31 Ekim 2015 Cumartesi

31 ekim - “By the pricking of my thumbs, Something wicked this way comes.”

Bugün yani 31 ekimde ya da bundan önceki 31 ekimlerde burada bir bayram havası eserdi, benim içimde olduğu gibi. Şu sıralar gömüldüğüm feci durumdan dolayı, gece gündüz ara vermeden çeviri yapıp, sunum hazırladığımdan, zaman çizelgeleri çizip tarih aralıkları, seramik çeşitlerini, çanak çömleklerin boynu hangi şekilde kıvrıkmış efendime söyleyeyim hangi mührün üstünde ne kabartması varmış, hangi açmadan hangi çamur sıvalı duvarlar çıkmış diye beynimin içine ettiğimden olacak, tek kelime etmeye mecalim yok. Oysa bugün yılın ışıklı zamanını geride bırakıyoruz. Uzun gecelere, karanlığa gömülüyoruz. Böyle söyleyince kötü bir şeymiş gibi geldi değil mi? Ama her karanlık kötüyü mü çağrıştırmak zorunda? Gecenin karanlığı içinde o parlak ve gizemli Ay'ı yol gösterici yıldızları, mucizelerin sonuçları olan yaratıklarını barındırmaz mı? Gecenin karanlığı aynı zamanda mucizelerin de zamanı değil midir? Kötülük saçan ışıklarla aydınlanmaktansa gecenin o gizemli karanlığına sığınamaz mıyız? İşte bir 31 ekim gecesi öyle bir karanlığa adımımızı atarız her yıl. Yazın, sıcağın o parlaklığı, sebepsiz neşesi, açıklığı, kuruluğu yerini gizem dolu, sihirli bir kışa bırakır.
Hadi açın gözlerinizi kocaman ve enfes geceye doğru ufak bir adım atın. En güzel hikayeler hep gecenin egzotik karanlığında yazılır çünkü.
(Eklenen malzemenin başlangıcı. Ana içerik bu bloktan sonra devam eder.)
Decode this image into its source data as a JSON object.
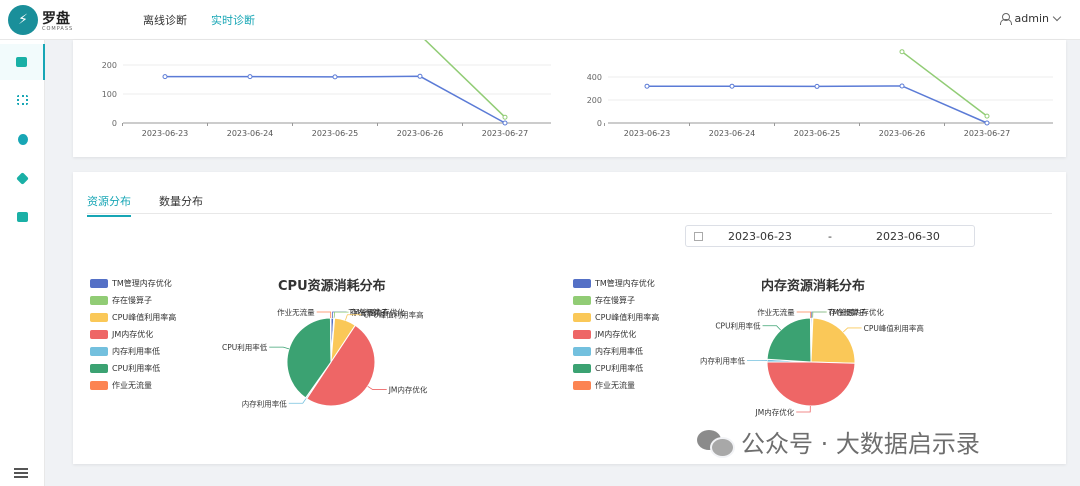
{
  "app": {
    "logo_text": "罗盘",
    "logo_sub": "COMPASS",
    "logo_mark": "⚡"
  },
  "nav": {
    "items": [
      {
        "label": "离线诊断"
      },
      {
        "label": "实时诊断"
      }
    ],
    "active": 1
  },
  "user": {
    "name": "admin"
  },
  "sidebar": {
    "icons": [
      "monitor-icon",
      "grid-icon",
      "hexagon-icon",
      "cube-icon",
      "window-icon"
    ],
    "menu_icon": "hamburger-icon"
  },
  "colors": {
    "accent": "#17a6b5"
  },
  "tabs": {
    "items": [
      "资源分布",
      "数量分布"
    ],
    "active": 0
  },
  "date_range": {
    "start": "2023-06-23",
    "separator": "-",
    "end": "2023-06-30"
  },
  "chart_data": [
    {
      "type": "line",
      "x": [
        "2023-06-23",
        "2023-06-24",
        "2023-06-25",
        "2023-06-26",
        "2023-06-27"
      ],
      "yticks": [
        "0",
        "100",
        "200"
      ],
      "ylim": [
        0,
        200
      ],
      "series": [
        {
          "values": [
            160,
            160,
            159,
            161,
            0
          ],
          "color": "#5b7bd6"
        },
        {
          "values": [
            null,
            null,
            null,
            310,
            20
          ],
          "color": "#91cc75"
        }
      ]
    },
    {
      "type": "line",
      "x": [
        "2023-06-23",
        "2023-06-24",
        "2023-06-25",
        "2023-06-26",
        "2023-06-27"
      ],
      "yticks": [
        "0",
        "200",
        "400"
      ],
      "ylim": [
        0,
        400
      ],
      "series": [
        {
          "values": [
            320,
            320,
            318,
            322,
            0
          ],
          "color": "#5b7bd6"
        },
        {
          "values": [
            null,
            null,
            null,
            620,
            60
          ],
          "color": "#91cc75"
        }
      ]
    },
    {
      "type": "pie",
      "title": "CPU资源消耗分布",
      "slices": [
        {
          "name": "TM管理内存优化",
          "value": 1,
          "color": "#5470c6"
        },
        {
          "name": "存在慢算子",
          "value": 0.3,
          "color": "#91cc75"
        },
        {
          "name": "CPU峰值利用率高",
          "value": 8,
          "color": "#fac858"
        },
        {
          "name": "JM内存优化",
          "value": 50,
          "color": "#ee6666"
        },
        {
          "name": "内存利用率低",
          "value": 0.5,
          "color": "#73c0de"
        },
        {
          "name": "CPU利用率低",
          "value": 40,
          "color": "#3ba272"
        },
        {
          "name": "作业无流量",
          "value": 0.2,
          "color": "#fc8452"
        }
      ]
    },
    {
      "type": "pie",
      "title": "内存资源消耗分布",
      "slices": [
        {
          "name": "TM管理内存优化",
          "value": 0.5,
          "color": "#5470c6"
        },
        {
          "name": "存在慢算子",
          "value": 0.2,
          "color": "#91cc75"
        },
        {
          "name": "CPU峰值利用率高",
          "value": 25,
          "color": "#fac858"
        },
        {
          "name": "JM内存优化",
          "value": 50,
          "color": "#ee6666"
        },
        {
          "name": "内存利用率低",
          "value": 1,
          "color": "#73c0de"
        },
        {
          "name": "CPU利用率低",
          "value": 24,
          "color": "#3ba272"
        },
        {
          "name": "作业无流量",
          "value": 0.2,
          "color": "#fc8452"
        }
      ]
    }
  ],
  "legend_items": [
    {
      "label": "TM管理内存优化",
      "color": "#5470c6"
    },
    {
      "label": "存在慢算子",
      "color": "#91cc75"
    },
    {
      "label": "CPU峰值利用率高",
      "color": "#fac858"
    },
    {
      "label": "JM内存优化",
      "color": "#ee6666"
    },
    {
      "label": "内存利用率低",
      "color": "#73c0de"
    },
    {
      "label": "CPU利用率低",
      "color": "#3ba272"
    },
    {
      "label": "作业无流量",
      "color": "#fc8452"
    }
  ],
  "watermark": {
    "text": "公众号 · 大数据启示录",
    "icon": "wechat-icon"
  }
}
(Önceki senelerden 31 ekimler:
"Upon that night, when fairies light" ama nerden çıktı ki bu Halloween?
31 ekim - "Son yok edilecek düşman, ölümdür."
31 ekim - hazinen neredeyse kalbin de orada olacak)



(daha uzun ve net versiyonu şurada)

Hiç yorum yok:

Yorum Gönder

eylülde

 Neden hep imkansızı istiyor ki canım? Oysa çok kolay olabilirdi. Elimi uzatsam alabileceğim mesafede duran şeyler. Çok kolay olabilirdi. He...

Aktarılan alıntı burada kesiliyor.